I’m sympathetic. The international channels of CNN and BBC would probably have an audience of a few hundred if aired domestically. I doubt that there is much advertising value in their product. As one of my old ‘run it up the flagpole’ acquaintances would have said, “we don’t sell steak, we sell sizzle.”
I’m sure that it will all rub off in a few weeks and I’ll be back to my usual junky news junky habits. I’ll be entertained by the humorous oddity of Maldivian ministers having a cabinet meeting underwater while continuing in disinterested obliviousness to the issue of global climate change that is subsuming their country. I mean, if they go under we’ve always got the Seychelles.
If it floats I like being on it. I don’t know why. I knew it the first time I paddled a cement-mixing tub on the creek where I grew up.

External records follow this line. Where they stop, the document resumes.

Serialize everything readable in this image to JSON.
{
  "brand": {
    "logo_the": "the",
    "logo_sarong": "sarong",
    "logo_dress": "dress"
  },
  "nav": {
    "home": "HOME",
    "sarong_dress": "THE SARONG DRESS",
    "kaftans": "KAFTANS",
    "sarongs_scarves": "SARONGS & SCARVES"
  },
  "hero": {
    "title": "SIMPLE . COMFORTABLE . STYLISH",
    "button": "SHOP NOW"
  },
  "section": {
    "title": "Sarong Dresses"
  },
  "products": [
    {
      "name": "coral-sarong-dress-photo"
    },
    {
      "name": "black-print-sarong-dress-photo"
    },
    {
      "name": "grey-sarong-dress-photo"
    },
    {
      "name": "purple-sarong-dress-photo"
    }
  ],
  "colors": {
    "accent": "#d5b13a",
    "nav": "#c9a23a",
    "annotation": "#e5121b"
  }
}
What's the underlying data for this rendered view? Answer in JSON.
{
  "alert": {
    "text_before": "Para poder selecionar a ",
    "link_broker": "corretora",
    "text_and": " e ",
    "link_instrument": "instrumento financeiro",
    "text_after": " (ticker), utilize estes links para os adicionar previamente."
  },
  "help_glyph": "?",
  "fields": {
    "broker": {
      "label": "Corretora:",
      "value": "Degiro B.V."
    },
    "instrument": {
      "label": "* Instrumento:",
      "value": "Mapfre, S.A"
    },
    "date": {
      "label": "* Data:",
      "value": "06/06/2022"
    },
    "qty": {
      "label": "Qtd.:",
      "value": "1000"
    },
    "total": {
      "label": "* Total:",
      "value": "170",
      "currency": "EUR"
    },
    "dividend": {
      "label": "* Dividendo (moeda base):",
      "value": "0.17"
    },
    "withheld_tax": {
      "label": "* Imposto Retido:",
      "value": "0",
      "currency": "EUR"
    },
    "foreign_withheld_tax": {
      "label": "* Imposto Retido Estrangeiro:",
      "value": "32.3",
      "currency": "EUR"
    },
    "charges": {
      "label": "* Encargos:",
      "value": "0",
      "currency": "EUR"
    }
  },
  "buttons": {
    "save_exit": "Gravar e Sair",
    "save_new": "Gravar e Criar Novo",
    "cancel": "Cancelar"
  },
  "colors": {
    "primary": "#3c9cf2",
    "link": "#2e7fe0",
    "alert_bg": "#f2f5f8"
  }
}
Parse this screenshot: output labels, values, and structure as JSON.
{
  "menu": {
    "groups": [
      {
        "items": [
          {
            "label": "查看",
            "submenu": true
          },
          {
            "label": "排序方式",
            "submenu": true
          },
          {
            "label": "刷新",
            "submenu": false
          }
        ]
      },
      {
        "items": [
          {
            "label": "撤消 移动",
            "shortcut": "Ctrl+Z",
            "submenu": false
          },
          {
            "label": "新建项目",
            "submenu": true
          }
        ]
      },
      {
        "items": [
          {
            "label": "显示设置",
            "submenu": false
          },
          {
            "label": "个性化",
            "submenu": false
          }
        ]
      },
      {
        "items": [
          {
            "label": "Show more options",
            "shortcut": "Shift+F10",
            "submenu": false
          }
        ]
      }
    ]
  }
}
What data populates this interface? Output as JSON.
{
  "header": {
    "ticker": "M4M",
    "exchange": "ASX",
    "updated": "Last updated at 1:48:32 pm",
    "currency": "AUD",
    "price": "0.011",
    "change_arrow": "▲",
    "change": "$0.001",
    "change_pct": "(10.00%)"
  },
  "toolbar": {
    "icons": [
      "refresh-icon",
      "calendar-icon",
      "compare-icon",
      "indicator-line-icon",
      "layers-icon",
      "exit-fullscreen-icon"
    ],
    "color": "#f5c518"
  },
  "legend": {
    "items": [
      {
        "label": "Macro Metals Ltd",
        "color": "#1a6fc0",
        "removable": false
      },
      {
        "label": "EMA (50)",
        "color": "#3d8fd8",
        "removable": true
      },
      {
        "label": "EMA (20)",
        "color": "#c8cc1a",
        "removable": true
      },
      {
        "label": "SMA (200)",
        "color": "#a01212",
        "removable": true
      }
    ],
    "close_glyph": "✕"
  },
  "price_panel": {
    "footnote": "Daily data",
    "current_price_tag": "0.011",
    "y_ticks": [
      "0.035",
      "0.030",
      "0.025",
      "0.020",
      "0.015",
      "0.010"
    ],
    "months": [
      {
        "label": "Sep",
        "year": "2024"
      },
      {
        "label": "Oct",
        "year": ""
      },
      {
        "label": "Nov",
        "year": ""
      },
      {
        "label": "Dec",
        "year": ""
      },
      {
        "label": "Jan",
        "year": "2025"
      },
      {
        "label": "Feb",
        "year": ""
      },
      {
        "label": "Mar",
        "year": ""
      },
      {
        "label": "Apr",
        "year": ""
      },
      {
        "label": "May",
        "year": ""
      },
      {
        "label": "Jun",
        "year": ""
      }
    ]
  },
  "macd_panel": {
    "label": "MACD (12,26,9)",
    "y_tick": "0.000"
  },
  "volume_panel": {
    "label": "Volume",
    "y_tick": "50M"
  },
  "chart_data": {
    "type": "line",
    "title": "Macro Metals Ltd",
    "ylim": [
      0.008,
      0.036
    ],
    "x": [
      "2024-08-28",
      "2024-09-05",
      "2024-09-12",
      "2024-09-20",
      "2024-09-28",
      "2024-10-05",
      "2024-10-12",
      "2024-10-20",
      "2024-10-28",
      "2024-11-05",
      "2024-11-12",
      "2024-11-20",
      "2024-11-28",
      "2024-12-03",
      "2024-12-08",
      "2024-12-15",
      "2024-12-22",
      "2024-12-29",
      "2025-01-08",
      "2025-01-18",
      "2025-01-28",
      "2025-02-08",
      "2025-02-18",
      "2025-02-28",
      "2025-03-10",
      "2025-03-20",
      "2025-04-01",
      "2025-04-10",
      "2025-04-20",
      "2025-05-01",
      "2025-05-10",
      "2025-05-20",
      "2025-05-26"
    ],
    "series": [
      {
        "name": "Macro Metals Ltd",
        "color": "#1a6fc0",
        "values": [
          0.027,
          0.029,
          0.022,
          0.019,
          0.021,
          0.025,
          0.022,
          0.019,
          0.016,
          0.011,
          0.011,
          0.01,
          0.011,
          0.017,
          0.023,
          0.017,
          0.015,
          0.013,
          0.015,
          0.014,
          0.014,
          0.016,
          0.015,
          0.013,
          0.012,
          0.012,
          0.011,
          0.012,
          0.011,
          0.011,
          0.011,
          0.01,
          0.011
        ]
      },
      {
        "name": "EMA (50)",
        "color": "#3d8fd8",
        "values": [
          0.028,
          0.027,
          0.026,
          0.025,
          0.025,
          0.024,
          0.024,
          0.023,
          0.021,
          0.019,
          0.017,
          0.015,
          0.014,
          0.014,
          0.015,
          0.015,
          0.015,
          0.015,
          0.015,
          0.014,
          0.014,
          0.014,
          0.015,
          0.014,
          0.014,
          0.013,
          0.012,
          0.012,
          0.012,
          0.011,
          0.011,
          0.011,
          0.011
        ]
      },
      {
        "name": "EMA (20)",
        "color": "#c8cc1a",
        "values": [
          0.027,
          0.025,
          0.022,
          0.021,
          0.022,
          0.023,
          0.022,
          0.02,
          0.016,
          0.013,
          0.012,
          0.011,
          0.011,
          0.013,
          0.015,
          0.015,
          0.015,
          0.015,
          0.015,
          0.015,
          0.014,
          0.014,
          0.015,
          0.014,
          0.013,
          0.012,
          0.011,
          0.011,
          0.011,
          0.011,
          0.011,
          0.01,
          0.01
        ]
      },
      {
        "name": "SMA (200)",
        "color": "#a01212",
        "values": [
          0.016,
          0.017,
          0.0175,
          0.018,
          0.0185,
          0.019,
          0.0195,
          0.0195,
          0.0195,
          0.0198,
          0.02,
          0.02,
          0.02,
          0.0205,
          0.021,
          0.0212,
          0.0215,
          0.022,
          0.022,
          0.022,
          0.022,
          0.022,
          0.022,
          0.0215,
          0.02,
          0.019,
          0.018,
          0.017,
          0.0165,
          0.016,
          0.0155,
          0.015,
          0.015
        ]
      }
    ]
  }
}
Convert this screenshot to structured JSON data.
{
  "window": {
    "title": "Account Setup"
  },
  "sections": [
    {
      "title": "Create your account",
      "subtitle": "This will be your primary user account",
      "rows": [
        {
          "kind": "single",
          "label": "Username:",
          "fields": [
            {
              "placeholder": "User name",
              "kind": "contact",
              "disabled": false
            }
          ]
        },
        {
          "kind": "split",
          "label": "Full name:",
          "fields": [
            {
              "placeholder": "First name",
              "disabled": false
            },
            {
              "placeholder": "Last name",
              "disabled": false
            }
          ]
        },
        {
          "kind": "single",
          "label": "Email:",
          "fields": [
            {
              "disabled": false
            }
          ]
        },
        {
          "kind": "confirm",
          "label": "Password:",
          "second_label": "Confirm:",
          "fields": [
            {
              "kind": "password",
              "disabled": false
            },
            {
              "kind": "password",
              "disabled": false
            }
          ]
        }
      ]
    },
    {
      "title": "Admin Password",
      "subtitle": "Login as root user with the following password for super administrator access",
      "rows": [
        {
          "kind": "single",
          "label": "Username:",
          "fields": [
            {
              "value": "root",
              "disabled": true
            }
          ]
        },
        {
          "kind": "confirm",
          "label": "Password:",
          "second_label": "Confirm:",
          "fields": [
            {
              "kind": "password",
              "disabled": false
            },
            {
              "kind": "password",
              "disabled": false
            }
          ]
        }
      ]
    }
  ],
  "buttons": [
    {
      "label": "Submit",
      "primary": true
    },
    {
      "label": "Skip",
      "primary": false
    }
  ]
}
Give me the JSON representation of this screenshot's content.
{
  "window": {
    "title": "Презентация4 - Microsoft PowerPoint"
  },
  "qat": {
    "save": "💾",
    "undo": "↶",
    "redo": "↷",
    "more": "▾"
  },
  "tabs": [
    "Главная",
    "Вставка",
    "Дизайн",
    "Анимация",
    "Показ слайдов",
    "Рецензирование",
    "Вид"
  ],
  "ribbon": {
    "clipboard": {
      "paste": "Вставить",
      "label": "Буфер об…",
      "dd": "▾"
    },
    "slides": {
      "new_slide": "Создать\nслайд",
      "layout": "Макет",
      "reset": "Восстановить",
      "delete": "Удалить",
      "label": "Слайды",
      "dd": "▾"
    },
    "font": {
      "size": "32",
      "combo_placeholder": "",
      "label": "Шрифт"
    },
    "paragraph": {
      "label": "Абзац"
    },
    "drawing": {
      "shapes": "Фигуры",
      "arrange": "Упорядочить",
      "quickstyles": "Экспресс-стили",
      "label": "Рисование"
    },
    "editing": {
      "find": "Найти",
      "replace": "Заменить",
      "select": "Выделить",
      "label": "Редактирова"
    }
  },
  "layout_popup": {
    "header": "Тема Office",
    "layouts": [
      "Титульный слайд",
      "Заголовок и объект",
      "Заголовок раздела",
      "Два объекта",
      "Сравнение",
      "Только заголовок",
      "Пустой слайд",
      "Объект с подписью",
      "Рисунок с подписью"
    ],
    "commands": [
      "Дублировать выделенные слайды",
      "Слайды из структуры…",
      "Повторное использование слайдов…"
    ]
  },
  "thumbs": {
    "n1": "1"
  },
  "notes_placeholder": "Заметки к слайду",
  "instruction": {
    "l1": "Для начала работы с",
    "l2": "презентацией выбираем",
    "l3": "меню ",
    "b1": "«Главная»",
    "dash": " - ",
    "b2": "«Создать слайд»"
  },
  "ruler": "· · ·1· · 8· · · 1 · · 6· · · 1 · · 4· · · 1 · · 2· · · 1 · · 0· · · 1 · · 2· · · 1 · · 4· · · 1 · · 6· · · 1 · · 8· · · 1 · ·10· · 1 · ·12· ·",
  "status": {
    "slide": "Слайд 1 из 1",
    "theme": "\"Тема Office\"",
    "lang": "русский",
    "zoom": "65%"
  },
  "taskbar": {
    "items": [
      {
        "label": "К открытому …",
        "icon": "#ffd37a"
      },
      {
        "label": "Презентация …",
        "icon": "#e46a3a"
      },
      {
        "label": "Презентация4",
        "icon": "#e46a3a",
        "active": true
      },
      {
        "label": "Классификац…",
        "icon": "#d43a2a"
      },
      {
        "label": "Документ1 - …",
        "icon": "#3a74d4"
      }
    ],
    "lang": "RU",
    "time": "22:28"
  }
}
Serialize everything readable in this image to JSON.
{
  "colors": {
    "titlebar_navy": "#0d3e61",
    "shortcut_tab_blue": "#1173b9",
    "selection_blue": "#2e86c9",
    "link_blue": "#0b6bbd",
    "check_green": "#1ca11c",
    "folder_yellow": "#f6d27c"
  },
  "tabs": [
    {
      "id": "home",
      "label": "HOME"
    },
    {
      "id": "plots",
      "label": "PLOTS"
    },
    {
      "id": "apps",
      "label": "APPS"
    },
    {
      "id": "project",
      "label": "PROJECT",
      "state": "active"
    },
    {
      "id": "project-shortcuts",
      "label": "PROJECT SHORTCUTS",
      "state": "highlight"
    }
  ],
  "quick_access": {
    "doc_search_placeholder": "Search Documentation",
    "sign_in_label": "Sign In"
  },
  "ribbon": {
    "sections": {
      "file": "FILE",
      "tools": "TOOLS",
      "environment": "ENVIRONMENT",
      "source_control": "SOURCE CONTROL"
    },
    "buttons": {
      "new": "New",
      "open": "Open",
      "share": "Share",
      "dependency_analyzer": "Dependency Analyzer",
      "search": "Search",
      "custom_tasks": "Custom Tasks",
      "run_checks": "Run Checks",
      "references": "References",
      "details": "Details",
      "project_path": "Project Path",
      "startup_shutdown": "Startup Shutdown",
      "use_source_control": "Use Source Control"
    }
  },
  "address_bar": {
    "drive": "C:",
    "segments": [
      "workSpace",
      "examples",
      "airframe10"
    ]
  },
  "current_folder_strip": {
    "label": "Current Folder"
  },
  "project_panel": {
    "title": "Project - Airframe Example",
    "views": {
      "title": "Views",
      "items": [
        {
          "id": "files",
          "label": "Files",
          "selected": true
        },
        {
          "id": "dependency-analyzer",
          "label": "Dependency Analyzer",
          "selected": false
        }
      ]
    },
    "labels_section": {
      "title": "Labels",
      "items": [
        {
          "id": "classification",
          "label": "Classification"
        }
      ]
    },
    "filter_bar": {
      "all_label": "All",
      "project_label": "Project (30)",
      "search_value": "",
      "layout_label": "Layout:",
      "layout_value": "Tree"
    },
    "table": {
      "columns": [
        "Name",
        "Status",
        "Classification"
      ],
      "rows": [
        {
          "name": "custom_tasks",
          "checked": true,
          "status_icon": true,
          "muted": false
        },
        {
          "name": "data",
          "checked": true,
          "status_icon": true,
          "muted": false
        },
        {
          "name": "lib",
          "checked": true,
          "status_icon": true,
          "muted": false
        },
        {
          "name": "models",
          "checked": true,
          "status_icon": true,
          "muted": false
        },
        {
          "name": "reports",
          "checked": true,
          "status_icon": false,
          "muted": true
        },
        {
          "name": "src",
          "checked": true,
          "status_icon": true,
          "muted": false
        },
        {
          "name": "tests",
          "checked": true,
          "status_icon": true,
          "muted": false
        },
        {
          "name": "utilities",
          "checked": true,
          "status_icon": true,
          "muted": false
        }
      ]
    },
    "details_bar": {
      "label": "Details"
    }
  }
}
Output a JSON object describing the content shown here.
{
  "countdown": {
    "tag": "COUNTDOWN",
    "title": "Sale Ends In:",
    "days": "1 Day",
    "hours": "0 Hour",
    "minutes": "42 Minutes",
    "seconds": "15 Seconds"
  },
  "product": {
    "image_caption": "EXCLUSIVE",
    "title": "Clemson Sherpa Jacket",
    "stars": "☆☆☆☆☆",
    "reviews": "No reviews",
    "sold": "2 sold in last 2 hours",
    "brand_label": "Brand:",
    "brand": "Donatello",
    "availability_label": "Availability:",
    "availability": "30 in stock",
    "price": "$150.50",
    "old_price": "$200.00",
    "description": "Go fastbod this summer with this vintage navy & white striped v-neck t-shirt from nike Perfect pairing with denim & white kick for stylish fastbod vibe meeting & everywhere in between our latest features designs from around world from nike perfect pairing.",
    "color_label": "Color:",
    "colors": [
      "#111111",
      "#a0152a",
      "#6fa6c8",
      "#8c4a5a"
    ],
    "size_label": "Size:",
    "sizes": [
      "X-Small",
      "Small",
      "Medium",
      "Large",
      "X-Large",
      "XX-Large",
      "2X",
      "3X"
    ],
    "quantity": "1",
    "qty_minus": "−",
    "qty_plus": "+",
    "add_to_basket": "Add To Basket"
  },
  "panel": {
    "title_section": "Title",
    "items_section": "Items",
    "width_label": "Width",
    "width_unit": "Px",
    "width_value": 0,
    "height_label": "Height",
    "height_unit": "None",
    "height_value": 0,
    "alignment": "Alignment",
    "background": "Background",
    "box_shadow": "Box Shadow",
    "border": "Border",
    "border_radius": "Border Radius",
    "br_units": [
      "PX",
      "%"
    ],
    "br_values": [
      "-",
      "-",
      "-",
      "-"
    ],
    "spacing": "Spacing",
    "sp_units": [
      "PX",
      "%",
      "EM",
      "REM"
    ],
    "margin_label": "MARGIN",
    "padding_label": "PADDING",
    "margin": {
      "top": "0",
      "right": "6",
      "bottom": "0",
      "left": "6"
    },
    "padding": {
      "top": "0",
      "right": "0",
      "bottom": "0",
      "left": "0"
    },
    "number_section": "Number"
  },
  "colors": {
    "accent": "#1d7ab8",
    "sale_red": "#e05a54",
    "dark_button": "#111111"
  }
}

Anything will do. I don’t care if it’s a rowboat or an ocean liner. I had a boat of some kind from the time I was in high school until my late 30s when I moved to the east coast and it was too expensive to own one. The best thing about NYC was an occasional ride on the Staten Island Ferry. Visiting Seattle or heading off to Vancouver, BC is most fulfilling when celebrated on a ferryboat. That may have something to do with why I enjoyed our recent cruise as much as I did. The sounds and movement of the ship rejoiced my whole being. Maybe it helps that I never served in the Navy. My dad did, and it took him close to fifty years to decide on a cruise. It helped that the liner was not a destroyer and the likelihood of being attacked was slight, but it brought back memories just the same. As it turned out, he and mom went on to other cruises and enjoyed every one of them. As for me, if we ever live close enough to the water again I’d like to have a little sailboat, maybe around 19ft., just to go out and mess around in the late afternoon on a summer day. In the meantime it’s ferryboats and cruise liners.